O problema da Economia nacional nunca esteve no trabalho nem no que dizem ser a baixa produção nacional. Esteve na estapafúrdia distribuição da riqueza e numa espécie de mal-fodidos que têm um ciúme danado dos que são capazes de Amar mais e trabalhar menos. Bons exemplos da má distribuição da riqueza em Portugal são os administradores não executivos, ou seja, que não gerem nada mas vão a uma reunião de vez em quando mandar uns bitates para receber em média mais de sete mil euros por cada uma. A espécie mal-fodida é aquela que, como eu, tem que trabalhar quarenta ou mais horas semanais mas depois acha que a culpa da crise não é desses administradores (por exemplo Daniel Proença de Carvalho, António Nogueira Leite, José Pedro Aguiar-Branco, António Lobo Xavier e João Vieira Castro) mas sim de quem está desempregado ou no RSI.
Se pagassem decentemente a quem trabalha a sério, iam ver que não há ninguém neste país que não queira trabalhar. Esse pagamento mais justo permitiria que houvesse menos desemprego e que cada um de nós tivesse mais tempo fora do escritório, do balcão ou da fábrica. Aí sim, com mais tempo para percebermos que a vida existe para além do trabalho, talvez se passasse a ouvir "vai Amar, solitário" em vez de "vai trabalhar, malandro", e Portugal seria um país com menos mal-fodidos.

conversa 1782

Ela - Às vezes ponho a imaginar como é que um homem será na cama...
Eu - Já me imaginaste a mim?
Ela - Claro.
Eu - E então?
Ela - Espero que não seja nada do que eu imaginei.

5.24.2011

respostas a perguntas inexistentes (152)

"Às vezes penso que gosto mais de ti do que tu de mim", disse-lhe ela enquanto caminhavam juntos, de mãos dadas, no passeio da longa avenida. "Não sejas parva", respondeu-lhe ele abraçando-a energicamente, como se esse abraço pudesse provar o seu Amor. Não provou, tanto que ela se retraiu e seguiram os dois em silêncio e  sem se tocarem.
Não há maior prova de Amor entre duas pessoas do que a falta de exigência de provas. É altamente improvável que quem exige uma prova de Amor seja realmente Amado, e mais, que quem se dê ao trabalho de provar que Ama ame verdadeiramente. A incerteza é a morte prematura do Amor.

5.22.2011

respostas a perguntas inexistentes (151)

Há lugares que são só lugares e há lugares que são aquilo que vivemos neles. Foi o Amor que me ensinou isto. Sozinho tenho visitado lugares onde gostaria de poder voltar com a Raquel, com a Raquel tenho visitado lugares onde sei que não quero voltar sem ela. Essa é a característica dos lugares mais parecida com as pessoas: nunca são a mesma coisa antes e depois de os conhecermos.

5.20.2011

conversa 1781

Eu - Parabéns!
Ela - Parabéns porquê?
Eu - Já sei que estás grávida.
Ela - Ah! Só soube há dois dias. Ainda estou assim... em estado de choque.
Eu - Preferes que seja menino ou menina?
Ela - Menina, claro.
Eu - Porquê?
Ela - É mais divertido comprar roupa para meninas. A roupa para meninos é sempre igual.

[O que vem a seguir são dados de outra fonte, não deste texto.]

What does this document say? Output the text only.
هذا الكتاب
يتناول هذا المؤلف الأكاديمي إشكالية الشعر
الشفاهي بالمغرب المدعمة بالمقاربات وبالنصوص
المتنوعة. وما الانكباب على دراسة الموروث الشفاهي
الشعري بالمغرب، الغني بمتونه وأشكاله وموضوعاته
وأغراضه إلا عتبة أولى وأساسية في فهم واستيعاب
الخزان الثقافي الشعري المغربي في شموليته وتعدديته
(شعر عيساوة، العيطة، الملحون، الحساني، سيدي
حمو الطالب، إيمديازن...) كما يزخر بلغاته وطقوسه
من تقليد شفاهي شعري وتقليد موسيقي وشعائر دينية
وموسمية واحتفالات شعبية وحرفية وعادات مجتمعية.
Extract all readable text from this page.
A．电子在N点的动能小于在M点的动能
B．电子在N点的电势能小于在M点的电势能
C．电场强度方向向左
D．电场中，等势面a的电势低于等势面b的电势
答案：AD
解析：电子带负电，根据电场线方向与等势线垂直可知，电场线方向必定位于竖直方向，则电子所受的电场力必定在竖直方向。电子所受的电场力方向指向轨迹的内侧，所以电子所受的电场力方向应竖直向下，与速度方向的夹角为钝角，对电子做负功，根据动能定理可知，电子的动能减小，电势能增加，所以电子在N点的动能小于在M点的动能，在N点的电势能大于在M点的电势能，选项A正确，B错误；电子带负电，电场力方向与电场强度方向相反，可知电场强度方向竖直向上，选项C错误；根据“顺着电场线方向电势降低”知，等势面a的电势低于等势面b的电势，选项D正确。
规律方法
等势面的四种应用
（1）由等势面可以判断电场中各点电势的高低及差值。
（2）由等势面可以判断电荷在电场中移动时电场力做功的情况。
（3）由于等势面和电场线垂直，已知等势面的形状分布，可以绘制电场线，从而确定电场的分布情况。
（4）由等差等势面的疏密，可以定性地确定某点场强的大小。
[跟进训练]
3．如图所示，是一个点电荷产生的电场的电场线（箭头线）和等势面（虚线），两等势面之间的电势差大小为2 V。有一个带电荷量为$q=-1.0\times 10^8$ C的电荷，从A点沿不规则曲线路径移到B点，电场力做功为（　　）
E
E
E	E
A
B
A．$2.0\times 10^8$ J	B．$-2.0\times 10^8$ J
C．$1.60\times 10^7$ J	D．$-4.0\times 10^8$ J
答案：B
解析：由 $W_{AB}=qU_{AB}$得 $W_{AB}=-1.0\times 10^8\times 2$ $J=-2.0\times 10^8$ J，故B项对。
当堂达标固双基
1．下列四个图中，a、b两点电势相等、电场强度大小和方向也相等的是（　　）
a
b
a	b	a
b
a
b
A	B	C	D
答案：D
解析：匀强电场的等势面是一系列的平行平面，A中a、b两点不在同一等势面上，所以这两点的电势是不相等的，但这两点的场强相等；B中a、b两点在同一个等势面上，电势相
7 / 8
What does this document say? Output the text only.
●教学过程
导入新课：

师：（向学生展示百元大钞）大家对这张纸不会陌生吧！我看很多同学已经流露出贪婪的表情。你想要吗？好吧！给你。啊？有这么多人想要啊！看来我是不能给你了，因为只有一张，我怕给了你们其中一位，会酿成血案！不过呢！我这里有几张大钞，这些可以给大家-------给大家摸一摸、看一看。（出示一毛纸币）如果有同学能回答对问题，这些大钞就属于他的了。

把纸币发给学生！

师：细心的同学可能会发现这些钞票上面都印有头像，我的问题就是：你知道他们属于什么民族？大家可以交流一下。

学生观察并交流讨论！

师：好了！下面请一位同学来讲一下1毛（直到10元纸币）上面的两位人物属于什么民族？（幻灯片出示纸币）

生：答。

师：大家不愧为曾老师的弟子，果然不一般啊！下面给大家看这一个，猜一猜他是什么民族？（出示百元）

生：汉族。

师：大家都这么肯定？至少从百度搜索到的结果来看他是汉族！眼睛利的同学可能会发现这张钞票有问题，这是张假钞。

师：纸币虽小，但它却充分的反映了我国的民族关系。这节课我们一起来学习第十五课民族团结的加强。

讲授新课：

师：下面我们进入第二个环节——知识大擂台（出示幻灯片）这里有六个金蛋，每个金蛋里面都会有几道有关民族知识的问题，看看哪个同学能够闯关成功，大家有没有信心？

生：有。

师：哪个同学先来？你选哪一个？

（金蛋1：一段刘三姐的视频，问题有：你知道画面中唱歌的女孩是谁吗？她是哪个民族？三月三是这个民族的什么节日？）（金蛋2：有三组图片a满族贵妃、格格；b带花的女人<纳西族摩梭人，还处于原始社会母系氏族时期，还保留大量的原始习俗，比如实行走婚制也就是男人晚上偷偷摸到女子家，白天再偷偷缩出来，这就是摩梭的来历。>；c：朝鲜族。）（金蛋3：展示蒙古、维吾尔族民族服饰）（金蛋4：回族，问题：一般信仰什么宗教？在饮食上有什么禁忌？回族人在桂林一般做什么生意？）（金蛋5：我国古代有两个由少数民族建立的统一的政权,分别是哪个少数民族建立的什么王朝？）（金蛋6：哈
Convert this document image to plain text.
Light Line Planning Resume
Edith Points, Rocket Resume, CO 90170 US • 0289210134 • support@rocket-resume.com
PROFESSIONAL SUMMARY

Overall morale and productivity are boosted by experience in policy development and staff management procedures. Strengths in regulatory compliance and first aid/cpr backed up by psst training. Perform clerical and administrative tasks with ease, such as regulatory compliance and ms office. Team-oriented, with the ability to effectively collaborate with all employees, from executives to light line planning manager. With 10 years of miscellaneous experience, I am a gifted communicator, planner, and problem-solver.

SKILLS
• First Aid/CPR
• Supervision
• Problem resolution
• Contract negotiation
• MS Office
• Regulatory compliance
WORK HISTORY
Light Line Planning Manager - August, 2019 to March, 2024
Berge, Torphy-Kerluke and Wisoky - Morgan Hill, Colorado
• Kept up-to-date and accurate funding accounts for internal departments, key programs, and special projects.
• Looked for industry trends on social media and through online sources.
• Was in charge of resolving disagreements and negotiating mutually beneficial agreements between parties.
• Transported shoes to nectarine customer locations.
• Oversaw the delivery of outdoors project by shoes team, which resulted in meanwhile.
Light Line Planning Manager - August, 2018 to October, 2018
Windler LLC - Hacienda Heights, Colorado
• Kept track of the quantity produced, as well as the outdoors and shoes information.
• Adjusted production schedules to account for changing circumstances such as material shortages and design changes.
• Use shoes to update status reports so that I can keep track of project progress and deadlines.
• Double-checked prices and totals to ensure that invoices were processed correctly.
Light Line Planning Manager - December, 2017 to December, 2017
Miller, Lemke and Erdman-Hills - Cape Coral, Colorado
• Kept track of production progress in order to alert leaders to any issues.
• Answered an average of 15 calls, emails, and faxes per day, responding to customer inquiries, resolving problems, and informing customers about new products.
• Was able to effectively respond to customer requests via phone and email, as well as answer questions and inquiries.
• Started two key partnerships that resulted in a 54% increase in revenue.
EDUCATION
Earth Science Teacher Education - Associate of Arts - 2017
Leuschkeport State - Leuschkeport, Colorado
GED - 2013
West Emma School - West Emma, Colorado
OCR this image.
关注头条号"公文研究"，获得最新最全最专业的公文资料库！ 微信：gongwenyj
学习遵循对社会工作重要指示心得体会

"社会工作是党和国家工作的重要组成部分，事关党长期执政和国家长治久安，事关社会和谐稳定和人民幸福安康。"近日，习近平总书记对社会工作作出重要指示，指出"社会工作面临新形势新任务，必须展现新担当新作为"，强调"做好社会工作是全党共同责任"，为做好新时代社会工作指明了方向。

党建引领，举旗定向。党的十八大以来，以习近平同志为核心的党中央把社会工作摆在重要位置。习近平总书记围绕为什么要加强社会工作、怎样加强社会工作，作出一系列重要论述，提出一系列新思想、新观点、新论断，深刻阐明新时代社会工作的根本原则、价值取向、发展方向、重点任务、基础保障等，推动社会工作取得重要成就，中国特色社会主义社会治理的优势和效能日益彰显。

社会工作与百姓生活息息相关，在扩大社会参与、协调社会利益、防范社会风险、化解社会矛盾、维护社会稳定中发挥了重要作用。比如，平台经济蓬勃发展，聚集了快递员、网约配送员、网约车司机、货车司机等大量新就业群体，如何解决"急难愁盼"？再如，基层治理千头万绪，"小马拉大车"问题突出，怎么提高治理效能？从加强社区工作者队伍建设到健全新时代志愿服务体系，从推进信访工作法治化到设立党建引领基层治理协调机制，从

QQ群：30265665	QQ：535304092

pensamentos catatónicos (250)

cães e gatos

Os cães são diferentes dos gatos. Não consigo deixar de pensar nos cães como animais estranhos. Caminham a quatro patas e o olhar a um nível que só lhes permite conhecer as pessoas pelas pernas. Os gatos também, mas enquanto os felinos contrariam esse fado saltando muros, árvores e automóveis, os cães percorrem os mesmos percursos que as pessoas. Circulam pelo passeio, esperam que os carros passem antes de atravessar a estrada e hoje até vi um a fazê-lo na passadeira.

É por isso que existe a expressão "vida de cão" mas não existe nenhuma "vida de gato". É que ser cão é fodido. Os cães têm a mania de gostar das pessoas, os gatos têm a mania que as pessoas gostam deles. É por isso que o Amor circula como se fosse um cão, por ter a mania de gostar dos outros. Percorre os mesmos percursos das pessoas, de olhar cabisbaixo, à espera de uma festinha que lhe faça abanar a cauda. Quando isso não acontece mantém um olhar tão triste quanto o da Lua num dia de chuva. Grande mas sem brilho.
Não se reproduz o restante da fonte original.